Set aside the fact that having children is absolutely no guarantee of future care. My friend's father (rest his soul) was abandoned by all his children but her and her husband, who took him in when he was too ill, and provided him home hospice care when their family, with meager means, could not afford a dignified nursing home. She and her husband lived in misery for her father, sacrificing much of their first year of marriage, caring for him. They wanted to do this, but the lack of caring from her other siblings was constant and palpable. Her father was miserable and knew that only his eldest daughter gave a damn about what happened to him when he became incapacitated.

Many aren't even fortunate enough to have one of their many children care for them.

My husband and I, on the other hand, will have a long-term care plan to guarantee us care when there's no one else to do that. The money we save by not having children will go to our retirement and future healthcare arrangements. We will have this luxury.

Aside from care, there was the question of loneliness. This was answered for us at Dragon*Con, a science fiction convention in Atlanta that we were fortunate enough to attend this past weekend. Throughout the *Con, we saw this adorable little costumed couple -- at least in their 60s, sometimes in full Jedi regalia, other times as elaborate wizards -- having a blast. Their love for each other could be felt a mile away and they were so clearly having a blast, talking to other *Con-goers, smiling with each other, posing gleefully for photos. My husband and I mused that we would be that couple in 30 years.
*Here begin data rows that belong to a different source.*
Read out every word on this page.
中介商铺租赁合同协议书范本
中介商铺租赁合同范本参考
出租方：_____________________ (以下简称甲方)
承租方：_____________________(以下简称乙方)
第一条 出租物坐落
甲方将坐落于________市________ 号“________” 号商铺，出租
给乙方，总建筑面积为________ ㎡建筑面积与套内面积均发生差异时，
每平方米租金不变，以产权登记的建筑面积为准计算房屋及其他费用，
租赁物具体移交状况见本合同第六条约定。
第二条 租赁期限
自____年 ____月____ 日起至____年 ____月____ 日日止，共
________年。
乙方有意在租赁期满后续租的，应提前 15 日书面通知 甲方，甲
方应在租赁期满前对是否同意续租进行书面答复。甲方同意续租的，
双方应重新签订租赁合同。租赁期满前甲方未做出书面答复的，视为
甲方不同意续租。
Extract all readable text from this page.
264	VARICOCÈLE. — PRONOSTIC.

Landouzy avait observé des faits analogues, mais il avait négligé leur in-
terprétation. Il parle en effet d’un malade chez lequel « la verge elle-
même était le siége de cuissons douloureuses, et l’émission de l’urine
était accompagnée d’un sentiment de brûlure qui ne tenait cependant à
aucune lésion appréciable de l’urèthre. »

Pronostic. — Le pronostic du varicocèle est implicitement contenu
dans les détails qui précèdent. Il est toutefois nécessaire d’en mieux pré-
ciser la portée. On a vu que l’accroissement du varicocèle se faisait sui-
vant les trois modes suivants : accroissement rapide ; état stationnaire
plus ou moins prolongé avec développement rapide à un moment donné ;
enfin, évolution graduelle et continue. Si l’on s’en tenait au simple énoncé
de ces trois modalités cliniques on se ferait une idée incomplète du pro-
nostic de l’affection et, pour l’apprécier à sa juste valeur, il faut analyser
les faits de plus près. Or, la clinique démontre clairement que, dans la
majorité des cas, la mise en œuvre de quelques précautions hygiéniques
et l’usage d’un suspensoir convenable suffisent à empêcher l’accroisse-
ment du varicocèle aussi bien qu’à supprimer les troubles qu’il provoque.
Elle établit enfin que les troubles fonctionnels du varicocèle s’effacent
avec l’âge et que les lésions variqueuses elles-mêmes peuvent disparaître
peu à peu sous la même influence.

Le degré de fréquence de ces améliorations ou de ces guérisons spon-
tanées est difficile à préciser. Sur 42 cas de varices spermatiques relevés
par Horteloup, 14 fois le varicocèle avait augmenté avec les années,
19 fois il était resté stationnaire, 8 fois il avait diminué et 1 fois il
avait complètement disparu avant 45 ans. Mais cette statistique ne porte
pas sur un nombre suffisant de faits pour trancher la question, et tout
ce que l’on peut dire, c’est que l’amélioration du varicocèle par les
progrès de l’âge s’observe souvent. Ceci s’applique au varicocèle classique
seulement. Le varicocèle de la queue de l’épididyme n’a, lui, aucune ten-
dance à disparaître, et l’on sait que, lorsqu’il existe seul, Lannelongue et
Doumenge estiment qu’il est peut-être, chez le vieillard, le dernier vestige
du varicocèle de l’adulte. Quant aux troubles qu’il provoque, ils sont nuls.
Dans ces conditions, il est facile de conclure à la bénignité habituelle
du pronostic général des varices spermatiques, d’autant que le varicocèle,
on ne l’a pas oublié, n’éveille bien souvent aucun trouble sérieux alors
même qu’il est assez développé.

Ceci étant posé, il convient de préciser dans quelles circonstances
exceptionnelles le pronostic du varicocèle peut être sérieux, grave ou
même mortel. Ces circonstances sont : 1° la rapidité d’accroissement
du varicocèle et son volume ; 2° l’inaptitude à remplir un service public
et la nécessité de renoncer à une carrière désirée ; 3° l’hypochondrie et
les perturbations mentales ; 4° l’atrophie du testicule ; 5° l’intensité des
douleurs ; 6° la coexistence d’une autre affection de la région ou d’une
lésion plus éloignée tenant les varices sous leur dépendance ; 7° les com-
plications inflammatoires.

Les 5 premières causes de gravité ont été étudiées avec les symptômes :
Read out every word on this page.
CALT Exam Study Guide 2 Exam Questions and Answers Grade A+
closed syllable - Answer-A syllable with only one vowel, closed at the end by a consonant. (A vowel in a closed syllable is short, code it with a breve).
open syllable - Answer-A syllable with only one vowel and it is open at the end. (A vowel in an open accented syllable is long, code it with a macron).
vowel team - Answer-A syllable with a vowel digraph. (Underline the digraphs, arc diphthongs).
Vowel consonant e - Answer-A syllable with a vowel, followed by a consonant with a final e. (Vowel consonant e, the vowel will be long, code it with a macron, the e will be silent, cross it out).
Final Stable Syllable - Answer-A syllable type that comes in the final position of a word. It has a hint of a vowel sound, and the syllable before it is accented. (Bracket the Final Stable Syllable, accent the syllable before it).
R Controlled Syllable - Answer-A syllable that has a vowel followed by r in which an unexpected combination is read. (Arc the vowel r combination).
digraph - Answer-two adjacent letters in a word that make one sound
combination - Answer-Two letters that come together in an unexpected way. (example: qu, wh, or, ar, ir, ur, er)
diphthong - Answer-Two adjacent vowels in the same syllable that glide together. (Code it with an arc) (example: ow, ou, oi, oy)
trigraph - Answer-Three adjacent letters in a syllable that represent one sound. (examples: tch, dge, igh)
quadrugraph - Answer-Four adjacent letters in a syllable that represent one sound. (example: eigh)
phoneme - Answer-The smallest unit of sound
The best part? A dear friend, upon seeing the couple for the first time near the end of the *Con, turned to me and said "that is SO going to be you and A in 30 years".

I don't believe children keep one young. I believe the responsibility for that lies i oneself. In many, I daresay most cases, children make one exhausted, bitter, grumpy and haggard. They turn loving couples against each other, unable to appreciate each other after years of putting the children ahead of their relationships. It makes me sad.

I wish I'd approached the little wizard couple at Dragon*Con. My instinct was that they were childfree, but who knows. In my fantasy, they are, kept young because they never decided to grow up. That's the beauty of remaining childfree -- you never have to grow up. You pay your bills, manage your investments, buy your houses and cars, but there's also no reason you can't have ice cream for breakfast, stay in Saturday morning and watch cartoons while snuggling on the sofa, decide on a whim to go on a roadtrip, or maybe just to the mall.

Sure, you can do this with kids if you put your mind to it. It's just not as fun because whenever you're with kids, you still have to be The Grown-Up. I never want to be in a situation where I have to be The Grown-Up for more than a day or so at a time.